Bird stones are prehistoric, abstract roughly bird-shaped stone carvings made by Native Americans. The artifacts were a common inclusion in graves and thought to have ceremonial importance. They first appeared in the middle Archaic period around 5,000 years ago and continued into the early Woodland period to about 2,500 years before present.

The exact purpose of these artifacts is not known, but most have a small hole drilled at the base of the neck and another at the aft end, presumably for mounting. Some theories suggest they were part of an atlatl (a short rod to hurl spears), in addition to their ceremonial uses.
A new theory recently arising from an amateur archaeologist focused on Native American fiber processing, is the bird stone was a tool used for mat-making and weaving. Many stones have been found near waterways and swamp areas where reeds grow, these areas being where materials for mat-making were collected and processed. The holes in the base were potentially used for reed straighteners, or even twine making. The smooth surface of the stone is perfect for flattening fibers without breaking and the beak feature used to push reeds together. Mats were an important facet of every household and important items of trade.
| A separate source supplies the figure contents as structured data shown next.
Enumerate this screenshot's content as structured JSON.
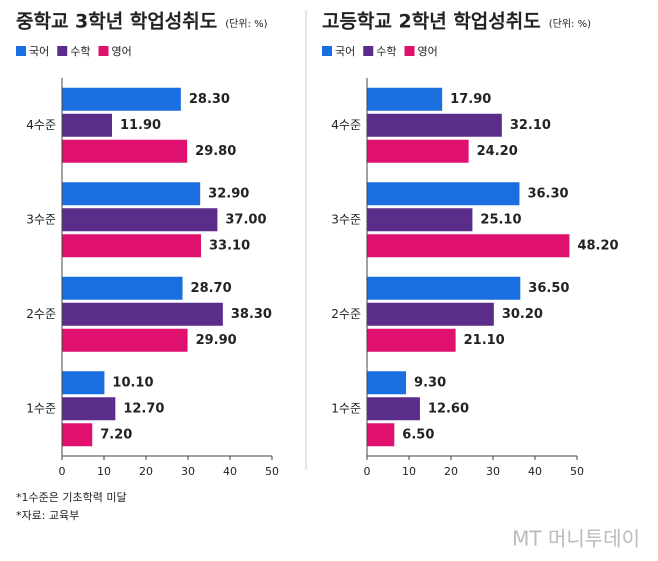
{
  "chart_data": [
    {
      "type": "hbar",
      "title": "중학교 3학년 학업성취도",
      "unit": "(단위: %)",
      "categories": [
        "4수준",
        "3수준",
        "2수준",
        "1수준"
      ],
      "series": [
        {
          "name": "국어",
          "color": "#1a6fe0",
          "values": [
            28.3,
            32.9,
            28.7,
            10.1
          ],
          "value_labels": [
            "28.30",
            "32.90",
            "28.70",
            "10.10"
          ]
        },
        {
          "name": "수학",
          "color": "#5b2d8a",
          "values": [
            11.9,
            37.0,
            38.3,
            12.7
          ],
          "value_labels": [
            "11.90",
            "37.00",
            "38.30",
            "12.70"
          ]
        },
        {
          "name": "영어",
          "color": "#e0106e",
          "values": [
            29.8,
            33.1,
            29.9,
            7.2
          ],
          "value_labels": [
            "29.80",
            "33.10",
            "29.90",
            "7.20"
          ]
        }
      ],
      "xlim": [
        0,
        50
      ],
      "xticks": [
        0,
        10,
        20,
        30,
        40,
        50
      ]
    },
    {
      "type": "hbar",
      "title": "고등학교 2학년 학업성취도",
      "unit": "(단위: %)",
      "categories": [
        "4수준",
        "3수준",
        "2수준",
        "1수준"
      ],
      "series": [
        {
          "name": "국어",
          "color": "#1a6fe0",
          "values": [
            17.9,
            36.3,
            36.5,
            9.3
          ],
          "value_labels": [
            "17.90",
            "36.30",
            "36.50",
            "9.30"
          ]
        },
        {
          "name": "수학",
          "color": "#5b2d8a",
          "values": [
            32.1,
            25.1,
            30.2,
            12.6
          ],
          "value_labels": [
            "32.10",
            "25.10",
            "30.20",
            "12.60"
          ]
        },
        {
          "name": "영어",
          "color": "#e0106e",
          "values": [
            24.2,
            48.2,
            21.1,
            6.5
          ],
          "value_labels": [
            "24.20",
            "48.20",
            "21.10",
            "6.50"
          ]
        }
      ],
      "xlim": [
        0,
        50
      ],
      "xticks": [
        0,
        10,
        20,
        30,
        40,
        50
      ]
    }
  ],
  "notes": [
    "*1수준은 기초학력 미달",
    "*자료: 교육부"
  ],
  "source": "MT 머니투데이"
}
The Pacific Northwest tribes used a similar tool made of wood, also bird shaped. It has also been suggested that these artifacts were worn as decorative items denoting marriage status or pregnancy, and as totems representing tribes.

Bird stones were mostly made east of the Mississippi, and the thousands in existence have been found primarily in New York, Ohio, Michigan and Wisconsin. The stones range in length from 1 to 9 in, and have unique variations in style. Most are ground from grayish green, banded slate, and occasionally porphyry.